Freiberg: Wer immer nur neue Gesetze verabschieden will, setzt falsche Prioritäten. Ich kann den Ruf der Politik und ihrer Law-and-Order-Männer nach immer schärferen Gesetzen nicht mehr hören. Dann werden diese verabschiedet, dann passiert wieder etwas, und schon sollen neue Paragrafen her. Ich würde im Einzelfall neue Befugnisse durchaus unterstützen, zum Beispiel die Einführung einer neuen Kronzeugenregelung. Aber andererseits ist es nicht damit getan, Gesetze zu erfinden und den Leuten das Gefühl zu geben, sie sind in Sicherheit.

SZ: Woran denken Sie?

Freiberg: Diese Diskussion um die Einführung biometrischer Merkmale in den Ausweisen überfordert die Menschen. Hier gilt es, die Bürger von Sinn und Zielen zu überzeugen. Ein Rechtsstaat muss letztlich noch kontrollierbar sein, auch wenn er energisch gegen den Terror kämpft. Es ist durchaus sinnvoll, die neuen Antiterrorgesetze nach fünf Jahren zu überprüfen, ob sie etwas genutzt haben. Derzeit werden manche der neuen Gesetze nicht einmal umgesetzt.

SZ: Zum Beispiel?

Freiberg: Nehmen wir die Hamburger Terrorzelle, die an den Anschlägen des 11. September direkt beteiligt war.
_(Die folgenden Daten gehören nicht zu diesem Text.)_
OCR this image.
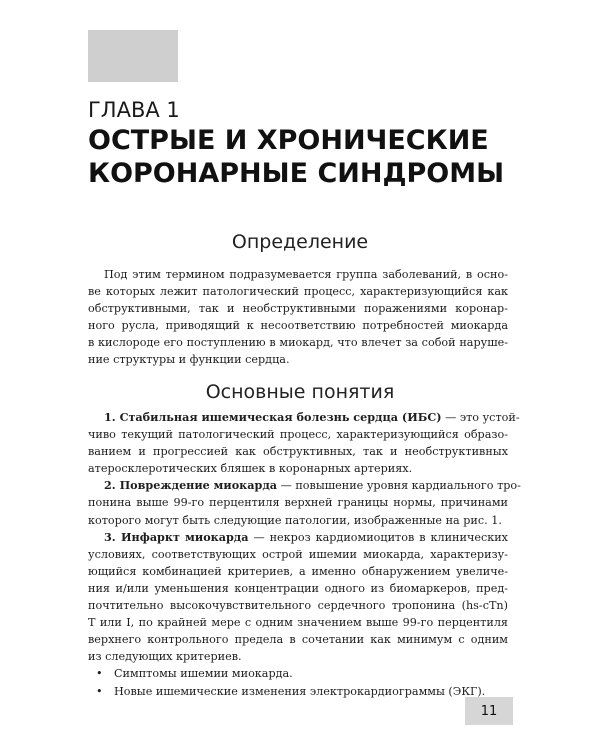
ГЛАВА 1
ОСТРЫЕ И ХРОНИЧЕСКИЕ
КОРОНАРНЫЕ СИНДРОМЫ
Определение
Под этим термином подразумевается группа заболеваний, в осно-
ве которых лежит патологический процесс, характеризующийся как
обструктивными, так и необструктивными поражениями коронар-
ного русла, приводящий к несоответствию потребностей миокарда
в кислороде его поступлению в миокард, что влечет за собой наруше-
ние структуры и функции сердца.
Основные понятия
1. Стабильная ишемическая болезнь сердца (ИБС) — это устой-
чиво текущий патологический процесс, характеризующийся образо-
ванием и прогрессией как обструктивных, так и необструктивных
атеросклеротических бляшек в коронарных артериях.
2. Повреждение миокарда — повышение уровня кардиального тро-
понина выше 99-го перцентиля верхней границы нормы, причинами
которого могут быть следующие патологии, изображенные на рис. 1.
3. Инфаркт миокарда — некроз кардиомиоцитов в клинических
условиях, соответствующих острой ишемии миокарда, характеризу-
ющийся комбинацией критериев, а именно обнаружением увеличе-
ния и/или уменьшения концентрации одного из биомаркеров, пред-
почтительно высокочувствительного сердечного тропонина (hs-cTn)
T или I, по крайней мере с одним значением выше 99-го перцентиля
верхнего контрольного предела в сочетании как минимум с одним
из следующих критериев.
• Симптомы ишемии миокарда.
• Новые ишемические изменения электрокардиограммы (ЭКГ).
11
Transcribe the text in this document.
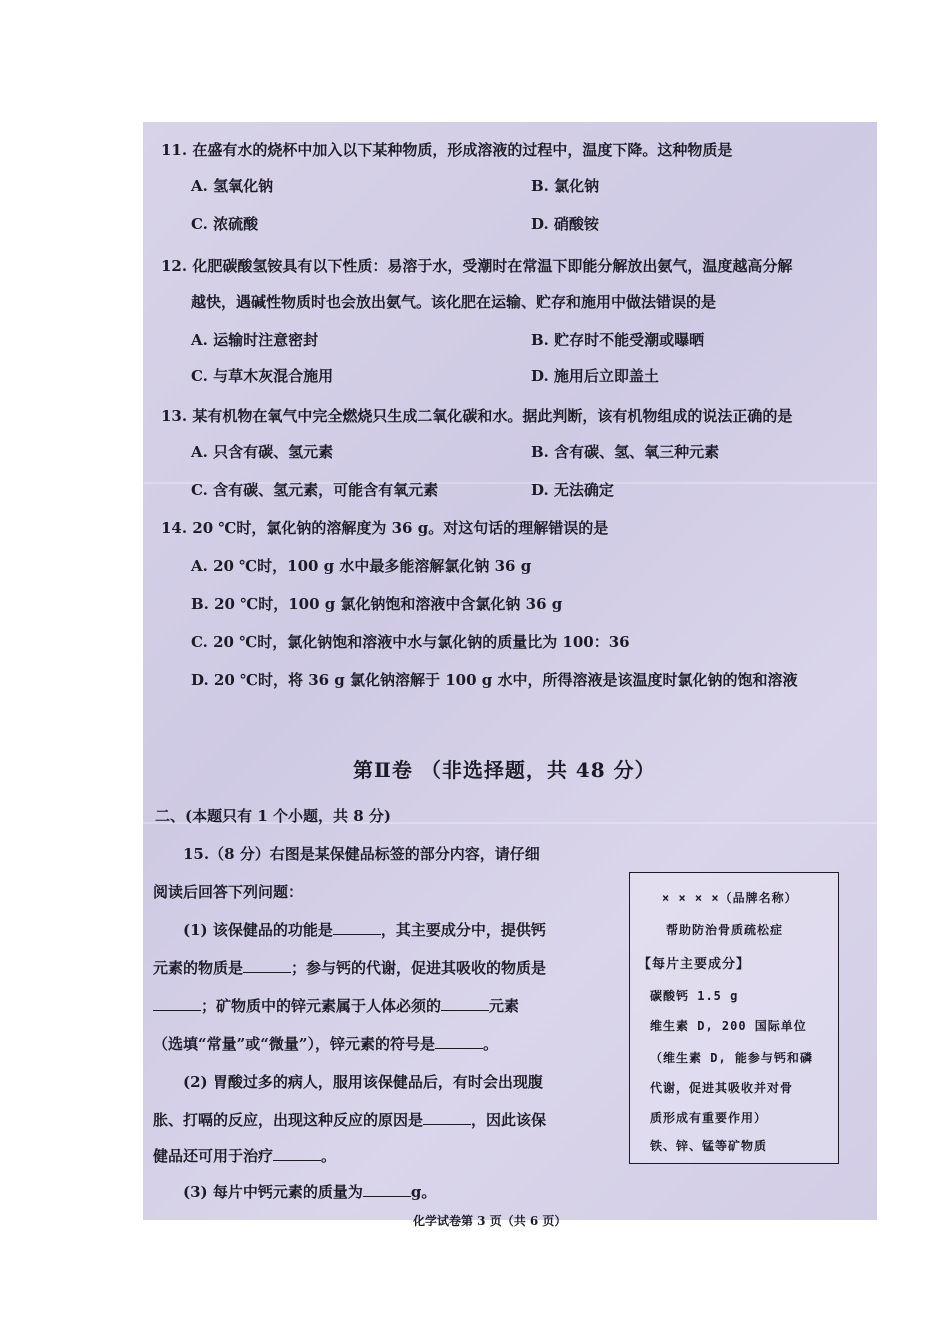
11. 在盛有水的烧杯中加入以下某种物质，形成溶液的过程中，温度下降。这种物质是
A. 氢氧化钠	B. 氯化钠
C. 浓硫酸	D. 硝酸铵
12. 化肥碳酸氢铵具有以下性质：易溶于水，受潮时在常温下即能分解放出氨气，温度越高分解
越快，遇碱性物质时也会放出氨气。该化肥在运输、贮存和施用中做法错误的是
A. 运输时注意密封	B. 贮存时不能受潮或曝晒
C. 与草木灰混合施用	D. 施用后立即盖土
13. 某有机物在氧气中完全燃烧只生成二氧化碳和水。据此判断，该有机物组成的说法正确的是
A. 只含有碳、氢元素	B. 含有碳、氢、氧三种元素
C. 含有碳、氢元素，可能含有氧元素	D. 无法确定
14. 20 ℃时，氯化钠的溶解度为 36 g。对这句话的理解错误的是
A. 20 ℃时，100 g 水中最多能溶解氯化钠 36 g
B. 20 ℃时，100 g 氯化钠饱和溶液中含氯化钠 36 g
C. 20 ℃时，氯化钠饱和溶液中水与氯化钠的质量比为 100：36
D. 20 ℃时，将 36 g 氯化钠溶解于 100 g 水中，所得溶液是该温度时氯化钠的饱和溶液
第Ⅱ卷 （非选择题，共 48 分）
二、(本题只有 1 个小题，共 8 分)
15.（8 分）右图是某保健品标签的部分内容，请仔细
阅读后回答下列问题：
(1) 该保健品的功能是	，其主要成分中，提供钙
元素的物质是	；参与钙的代谢，促进其吸收的物质是
；矿物质中的锌元素属于人体必须的	元素
（选填“常量”或“微量”），锌元素的符号是	。
(2) 胃酸过多的病人，服用该保健品后，有时会出现腹
胀、打嗝的反应，出现这种反应的原因是	，因此该保
健品还可用于治疗	。
(3) 每片中钙元素的质量为	g。
× × × ×（品牌名称）
帮助防治骨质疏松症
【每片主要成分】
碳酸钙 1.5 g
维生素 D, 200 国际单位
（维生素 D, 能参与钙和磷
代谢，促进其吸收并对骨
质形成有重要作用）
铁、锌、锰等矿物质
化学试卷第 3 页（共 6 页）
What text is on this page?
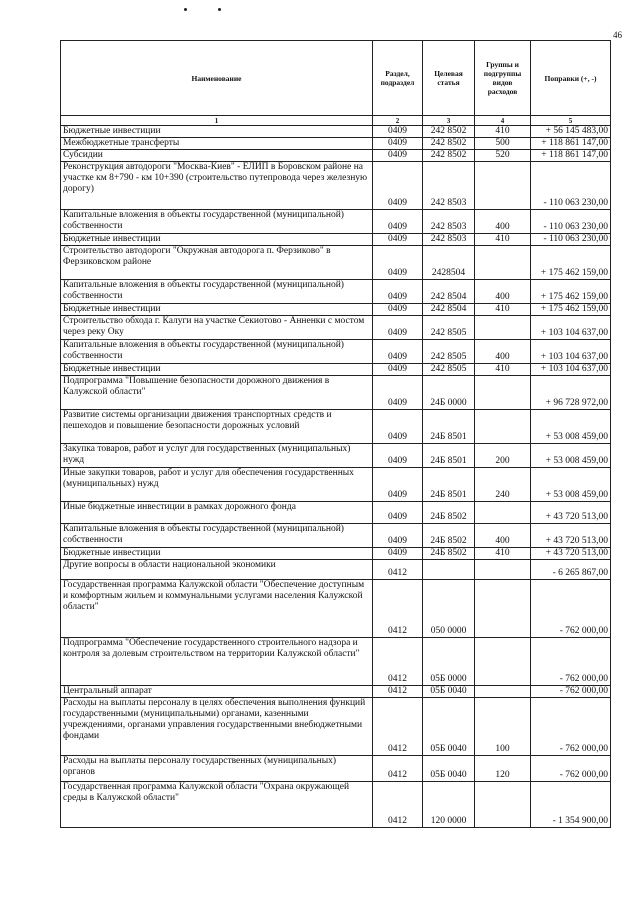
46
Наименование	Раздел, подраздел	Целевая статья	Группы и подгруппы видов расходов	Поправки (+, -)
1	2	3	4	5
Бюджетные инвестиции	0409	242 8502	410	+ 56 145 483,00
Межбюджетные трансферты	0409	242 8502	500	+ 118 861 147,00
Субсидии	0409	242 8502	520	+ 118 861 147,00
Реконструкция автодороги "Москва-Киев" - ЕЛИП в Боровском районе на участке км 8+790 - км 10+390 (строительство путепровода через железную дорогу)	0409	242 8503		- 110 063 230,00
Капитальные вложения в объекты государственной (муниципальной) собственности	0409	242 8503	400	- 110 063 230,00
Бюджетные инвестиции	0409	242 8503	410	- 110 063 230,00
Строительство автодороги "Окружная автодорога п. Ферзиково" в Ферзиковском районе	0409	2428504		+ 175 462 159,00
Капитальные вложения в объекты государственной (муниципальной) собственности	0409	242 8504	400	+ 175 462 159,00
Бюджетные инвестиции	0409	242 8504	410	+ 175 462 159,00
Строительство обхода г. Калуги на участке Секиотово - Анненки с мостом через реку Оку	0409	242 8505		+ 103 104 637,00
Капитальные вложения в объекты государственной (муниципальной) собственности	0409	242 8505	400	+ 103 104 637,00
Бюджетные инвестиции	0409	242 8505	410	+ 103 104 637,00
Подпрограмма "Повышение безопасности дорожного движения в Калужской области"	0409	24Б 0000		+ 96 728 972,00
Развитие системы организации движения транспортных средств и пешеходов и повышение безопасности дорожных условий	0409	24Б 8501		+ 53 008 459,00
Закупка товаров, работ и услуг для государственных (муниципальных) нужд	0409	24Б 8501	200	+ 53 008 459,00
Иные закупки товаров, работ и услуг для обеспечения государственных (муниципальных) нужд	0409	24Б 8501	240	+ 53 008 459,00
Иные бюджетные инвестиции в рамках дорожного фонда	0409	24Б 8502		+ 43 720 513,00
Капитальные вложения в объекты государственной (муниципальной) собственности	0409	24Б 8502	400	+ 43 720 513,00
Бюджетные инвестиции	0409	24Б 8502	410	+ 43 720 513,00
Другие вопросы в области национальной экономики	0412			- 6 265 867,00
Государственная программа Калужской области "Обеспечение доступным и комфортным жильем и коммунальными услугами населения Калужской области"	0412	050 0000		- 762 000,00
Подпрограмма "Обеспечение государственного строительного надзора и контроля за долевым строительством на территории Калужской области"	0412	05Б 0000		- 762 000,00
Центральный аппарат	0412	05Б 0040		- 762 000,00
Расходы на выплаты персоналу в целях обеспечения выполнения функций государственными (муниципальными) органами, казенными учреждениями, органами управления государственными внебюджетными фондами	0412	05Б 0040	100	- 762 000,00
Расходы на выплаты персоналу государственных (муниципальных) органов	0412	05Б 0040	120	- 762 000,00
Государственная программа Калужской области "Охрана окружающей среды в Калужской области"	0412	120 0000		- 1 354 900,00
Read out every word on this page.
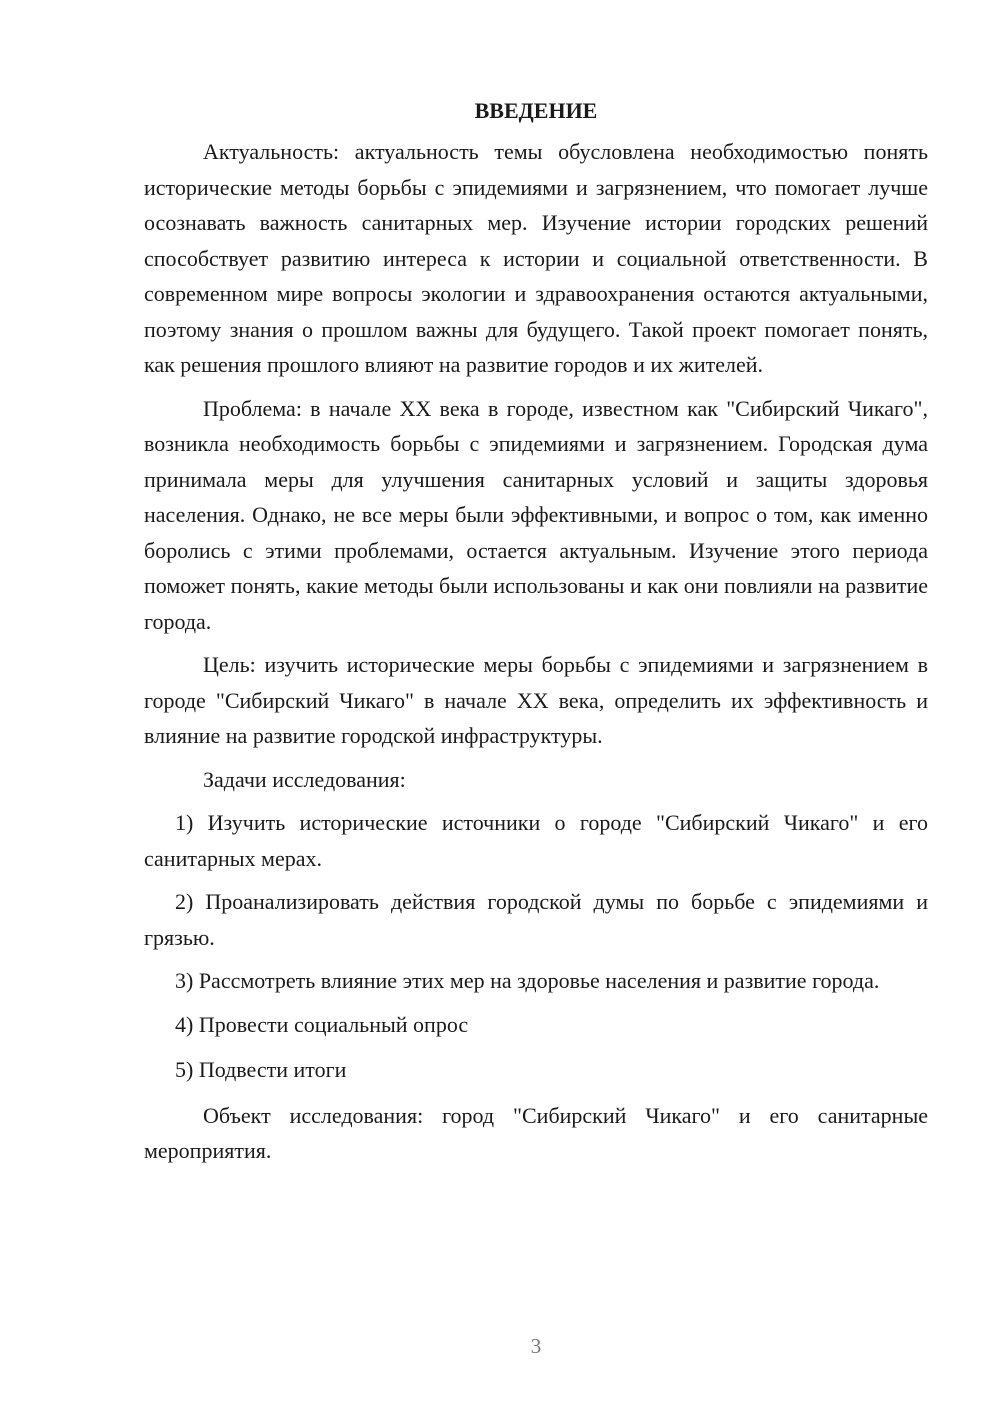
ВВЕДЕНИЕ

Актуальность: актуальность темы обусловлена необходимостью понять исторические методы борьбы с эпидемиями и загрязнением, что помогает лучше осознавать важность санитарных мер. Изучение истории городских решений способствует развитию интереса к истории и социальной ответственности. В современном мире вопросы экологии и здравоохранения остаются актуальными, поэтому знания о прошлом важны для будущего. Такой проект помогает понять, как решения прошлого влияют на развитие городов и их жителей.

Проблема: в начале XX века в городе, известном как "Сибирский Чикаго", возникла необходимость борьбы с эпидемиями и загрязнением. Городская дума принимала меры для улучшения санитарных условий и защиты здоровья населения. Однако, не все меры были эффективными, и вопрос о том, как именно боролись с этими проблемами, остается актуальным. Изучение этого периода поможет понять, какие методы были использованы и как они повлияли на развитие города.

Цель: изучить исторические меры борьбы с эпидемиями и загрязнением в городе "Сибирский Чикаго" в начале XX века, определить их эффективность и влияние на развитие городской инфраструктуры.

Задачи исследования:

1) Изучить исторические источники о городе "Сибирский Чикаго" и его санитарных мерах.

2) Проанализировать действия городской думы по борьбе с эпидемиями и грязью.

3) Рассмотреть влияние этих мер на здоровье населения и развитие города.

4) Провести социальный опрос

5) Подвести итоги

Объект исследования: город "Сибирский Чикаго" и его санитарные мероприятия.

3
Es wäre sehr wichtig gewesen, im Vorfeld etwas über deren Geldströme oder Kommunikationsbewegungen zu wissen. Daraufhin wurden die Kompetenzen des Verfassungsschutzes im Sicherheitspaket II um genau diese Bereiche erweitert, auch für die Landesämter. Die meisten Länder, übrigens überwiegend die unionsregierten, haben damals richtig Druck gemacht, und heute? Heute haben die meisten Bundesländer noch nicht einmal ihre Verfassungsschutzgesetze entsprechend geändert. Das ist doch kaum zu glauben.

SZ: Im TV-Duell vom Sonntag kritisierte Edmund Stoiber, die Pläne zur biometrischen Kontrolle reichten nicht aus.

Freiberg: Wir könnten alle Sicherheits-Ideen Gesetz werden lassen, die seit dem 11. September diskutiert wurden, und sie würden Herrn Stoiber noch nicht reichen. Das ist reiner Wahlkampf und hat mit der Wirklichkeit der Terrorismusbekämpfung nichts zu tun.